KEY POINTS

  • A mutation of the H1N1 swine flu virus looms as a new pandemic threat
  • This swine flu variant is called "G4 EA H1N1"
  • It has infected some Chinese pig farm workers but person-to-person transmission hasn't been detected, yet

A mutation of the H1N1 swine flu virus identified by a new study as having "all the essential hallmarks of a candidate pandemic virus," has been infecting pig farm workers in China since 2016.

This new strain is called "G4 EA H1N1" and is the subject of a peer-reviewed study published online Monday in the journal Proceedings of the National Academy of Sciences (PNAS). The study was done by a team of Chinese researchers and is titled, "Prevalent Eurasian avian-like H1N1 swine influenza virus with 2009 pandemic viral genes facilitating human infection."

“G4 viruses have all the essential hallmarks of a candidate pandemic virus,” said the study.

The scientists are reporting the G4 EA H1N1 virus is currently only transmissible between pigs. Which means, as of now, it can't be transmitted from person-to-person; the Chinese pig farm workers sick by the virus were infected by sick pigs.

The study said this new strain of the H1N1 swine flu virus is spreading silently among Chinese workers on pig farms. It urges the Chinese government to urgently control the spread of the virus in pigs. More important, the study said closely monitoring human populations “should be urgently implemented.”

The study said the latest evidence indicates the G4 EA H1N1 virus is a growing problem in pig farms. It also said the widespread circulation of G4 viruses in pigs will inevitably increase their exposure to humans, making infections more likely. More worryingly, the incidence of G4 viruses in farmed Chinese pigs exhibiting respiratory symptoms began a sharp jump after 2014.

The need to urgently get G4 EA H1N1 under control is necessary because it replicates and spreads quickly in human airways, much like SARS-CoV-2 (severe acute respiratory syndrome coronavirus 2), the virus that causes COVID-19.

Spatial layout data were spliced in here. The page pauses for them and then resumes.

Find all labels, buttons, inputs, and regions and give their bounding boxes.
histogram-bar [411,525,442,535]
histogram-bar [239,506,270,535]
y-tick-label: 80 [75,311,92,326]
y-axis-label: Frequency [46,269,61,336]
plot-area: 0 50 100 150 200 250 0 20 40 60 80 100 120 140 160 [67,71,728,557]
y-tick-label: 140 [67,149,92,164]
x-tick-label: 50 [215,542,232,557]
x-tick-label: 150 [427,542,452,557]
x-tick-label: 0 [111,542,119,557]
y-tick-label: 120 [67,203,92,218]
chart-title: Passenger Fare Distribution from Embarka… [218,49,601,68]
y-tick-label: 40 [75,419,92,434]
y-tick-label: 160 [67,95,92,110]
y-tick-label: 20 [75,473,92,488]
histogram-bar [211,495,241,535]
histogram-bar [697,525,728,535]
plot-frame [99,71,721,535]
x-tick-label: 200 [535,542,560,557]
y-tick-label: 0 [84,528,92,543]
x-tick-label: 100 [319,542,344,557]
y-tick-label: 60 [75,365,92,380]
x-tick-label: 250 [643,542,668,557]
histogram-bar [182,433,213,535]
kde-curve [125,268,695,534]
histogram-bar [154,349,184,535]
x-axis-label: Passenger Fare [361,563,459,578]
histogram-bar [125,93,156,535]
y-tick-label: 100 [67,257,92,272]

Thankfully, so far G4 EA H1N1 has infected its few victims without causing disease. Chinese health experts, however, are afraid this might no longer be the case when G4 EA H1N1 further mutates.

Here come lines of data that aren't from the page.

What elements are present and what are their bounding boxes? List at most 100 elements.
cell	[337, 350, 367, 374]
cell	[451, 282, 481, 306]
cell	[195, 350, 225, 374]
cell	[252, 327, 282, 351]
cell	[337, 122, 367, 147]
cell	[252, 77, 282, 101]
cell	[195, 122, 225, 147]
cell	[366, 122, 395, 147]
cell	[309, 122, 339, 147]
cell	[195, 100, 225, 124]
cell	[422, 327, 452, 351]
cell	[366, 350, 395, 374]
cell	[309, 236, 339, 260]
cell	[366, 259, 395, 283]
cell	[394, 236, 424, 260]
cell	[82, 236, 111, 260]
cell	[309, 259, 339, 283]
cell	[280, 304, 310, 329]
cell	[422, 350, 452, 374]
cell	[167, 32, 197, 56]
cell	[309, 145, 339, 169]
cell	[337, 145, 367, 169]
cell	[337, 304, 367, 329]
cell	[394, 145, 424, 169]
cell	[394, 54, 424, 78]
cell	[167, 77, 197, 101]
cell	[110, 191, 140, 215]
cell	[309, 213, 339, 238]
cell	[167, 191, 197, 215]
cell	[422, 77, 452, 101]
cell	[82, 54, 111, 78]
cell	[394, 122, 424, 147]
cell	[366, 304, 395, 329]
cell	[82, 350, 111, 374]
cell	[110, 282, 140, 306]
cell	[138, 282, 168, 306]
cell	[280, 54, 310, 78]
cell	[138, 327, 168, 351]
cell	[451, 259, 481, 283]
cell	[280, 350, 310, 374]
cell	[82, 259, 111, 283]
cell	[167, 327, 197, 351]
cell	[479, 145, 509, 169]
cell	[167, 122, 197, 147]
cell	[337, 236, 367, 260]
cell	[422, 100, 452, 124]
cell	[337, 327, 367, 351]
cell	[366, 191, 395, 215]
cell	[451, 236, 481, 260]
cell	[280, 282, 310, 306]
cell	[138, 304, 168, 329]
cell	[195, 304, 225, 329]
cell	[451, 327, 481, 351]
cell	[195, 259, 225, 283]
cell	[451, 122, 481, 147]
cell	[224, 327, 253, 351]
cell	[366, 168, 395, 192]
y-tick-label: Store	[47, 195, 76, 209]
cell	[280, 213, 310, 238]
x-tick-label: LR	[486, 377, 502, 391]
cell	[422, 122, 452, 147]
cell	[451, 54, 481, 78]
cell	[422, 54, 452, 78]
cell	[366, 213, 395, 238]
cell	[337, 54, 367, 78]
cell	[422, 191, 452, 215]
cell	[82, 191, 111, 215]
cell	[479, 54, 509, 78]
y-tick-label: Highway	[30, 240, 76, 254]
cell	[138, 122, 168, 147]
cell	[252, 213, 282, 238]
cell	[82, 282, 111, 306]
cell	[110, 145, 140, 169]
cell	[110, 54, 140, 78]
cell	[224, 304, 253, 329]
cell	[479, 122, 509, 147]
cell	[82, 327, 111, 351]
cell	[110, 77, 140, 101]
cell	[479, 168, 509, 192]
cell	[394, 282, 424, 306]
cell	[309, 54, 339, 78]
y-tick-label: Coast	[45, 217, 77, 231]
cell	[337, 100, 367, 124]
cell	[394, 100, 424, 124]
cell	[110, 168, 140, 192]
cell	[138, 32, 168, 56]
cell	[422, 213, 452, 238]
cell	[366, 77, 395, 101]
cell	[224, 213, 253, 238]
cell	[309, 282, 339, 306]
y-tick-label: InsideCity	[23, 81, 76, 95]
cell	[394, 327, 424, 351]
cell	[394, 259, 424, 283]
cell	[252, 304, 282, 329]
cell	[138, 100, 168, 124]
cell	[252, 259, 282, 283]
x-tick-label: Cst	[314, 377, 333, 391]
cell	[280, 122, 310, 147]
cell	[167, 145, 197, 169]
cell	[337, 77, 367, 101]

The U.S. is aware of this new virus but sees no immediate threat, however. Dr. Anthony Fauci, Director of the National Institute of Allergy and Infectious Diseases (NIAID), on Tuesday said the G4 EA H1N1 isn't an “immediate threat.” He added that the new virus, however, is “something we need to keep our eye on the just the way we did with in 2009 with the emergence of the swine flu.”

Workers wearing protective suits drive pigs to kill at a farm confirmed to have been infected with African swine fever in Paju, South Korea Workers wearing protective suits drive pigs to kill at a farm confirmed to have been infected with African swine fever in Paju, South Korea Photo: AFP / Yelim LEE

A key next step in monitoring G4 ES H1N1 is to find out if any of the infected workers at pig farms had contracted the virus from humans. It also has to be ascertained if any of these people had spread the virus to their families, said Dr. Li-Min Huang, director of the Division of Pediatric Infectious Disease's at the National Taiwan University Hospital.

“It’s a very important study, and the virus looks quite dangerous,” noted Dr. Huang. “We need to be worried about any disease with the potential to spread human to human.”